Question

How do you evaluate the integral `int x^3/sqrt(1-9x^2)`?

Answer 1

`int \frac{x^3}{\sqrt{1 - 9 x^2}} \ d x = - \frac{1}{243} \sqrt{1 - 9 x^2} ( 2 + 9 x^2 ) + C`

Explanation:

To get rid of the square root in the denominator, we make the trigonometric substitution `x \mapsto g ( u )` with

`g ( u ) = sin u / 3`,

`g' ( u ) = cos u / 3`, and

`g^{-1} ( x ) = sin^{-1} ( 3 x )`,

which leads to

`[ \frac{1}{81} int \frac{sin^3 u cos u}{\sqrt{1 - sin^2 u}} \ d u ]_{u = sin^{-1} ( 3 x )} =`

`= [ \frac{1}{81} int sin^3 u \ d u ]_{u = sin^{-1} ( 3 x )} =`

`= [ \frac{1}{81} int ( 1 - cos^2 u ) sin u \ d u ]_{u = sin^{-1} ( 3 x )}`.

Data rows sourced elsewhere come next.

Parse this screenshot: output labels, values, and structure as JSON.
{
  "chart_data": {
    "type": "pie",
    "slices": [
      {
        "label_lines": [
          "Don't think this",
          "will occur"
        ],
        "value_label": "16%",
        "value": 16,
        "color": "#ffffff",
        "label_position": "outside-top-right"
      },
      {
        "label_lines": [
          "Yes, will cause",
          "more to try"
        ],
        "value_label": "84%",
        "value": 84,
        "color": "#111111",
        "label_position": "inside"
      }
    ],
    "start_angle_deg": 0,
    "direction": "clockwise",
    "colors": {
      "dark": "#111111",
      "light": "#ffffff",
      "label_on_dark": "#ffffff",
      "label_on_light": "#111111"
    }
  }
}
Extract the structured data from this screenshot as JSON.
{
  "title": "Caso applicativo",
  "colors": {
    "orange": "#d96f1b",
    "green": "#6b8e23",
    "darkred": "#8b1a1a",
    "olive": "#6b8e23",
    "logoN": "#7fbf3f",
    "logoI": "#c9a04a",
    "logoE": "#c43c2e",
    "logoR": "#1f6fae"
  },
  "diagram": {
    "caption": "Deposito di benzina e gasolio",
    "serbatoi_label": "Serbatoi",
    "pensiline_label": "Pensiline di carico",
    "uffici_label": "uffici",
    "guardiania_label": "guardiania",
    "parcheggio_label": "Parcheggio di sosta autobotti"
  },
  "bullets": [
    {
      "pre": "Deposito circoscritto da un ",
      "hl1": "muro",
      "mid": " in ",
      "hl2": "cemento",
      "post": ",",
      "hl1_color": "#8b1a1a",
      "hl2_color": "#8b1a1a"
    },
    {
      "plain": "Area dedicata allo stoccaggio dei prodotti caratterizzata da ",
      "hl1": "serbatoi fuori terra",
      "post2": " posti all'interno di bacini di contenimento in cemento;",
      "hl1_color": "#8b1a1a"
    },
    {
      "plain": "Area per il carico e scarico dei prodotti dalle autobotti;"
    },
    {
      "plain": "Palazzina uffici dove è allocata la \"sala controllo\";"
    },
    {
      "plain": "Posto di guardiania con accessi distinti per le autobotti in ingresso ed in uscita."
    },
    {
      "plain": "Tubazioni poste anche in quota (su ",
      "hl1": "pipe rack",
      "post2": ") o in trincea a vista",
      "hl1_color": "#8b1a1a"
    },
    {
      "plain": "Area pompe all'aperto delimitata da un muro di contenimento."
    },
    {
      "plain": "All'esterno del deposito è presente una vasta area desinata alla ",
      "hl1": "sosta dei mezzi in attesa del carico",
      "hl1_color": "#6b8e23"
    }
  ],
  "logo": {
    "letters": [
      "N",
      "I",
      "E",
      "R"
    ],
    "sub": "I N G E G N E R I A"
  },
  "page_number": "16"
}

Now, we may view `cos u` as an inner function, with derivative `- sin u`, which is why this is the same as

`[ - \frac{1}{81} int 1 - t^2 \ d t ]_{t = cos sin^{-1} ( 3 x ) = \sqrt{1 - 9 x^2}} =`

`= - \frac{1}{81} [ t - t^3 / 3 + C ]_{t = \sqrt{1 - 9 x^2}} =`

`= - \frac{1}{81} [ \sqrt{1 - 9 x^2} - (1 - 9 x^2)^(3 / 2) / 3 ] + C =`

`= - \frac{1}{243} \sqrt{1 - 9 x^2} ( 2 + 9 x^2 ) + C`.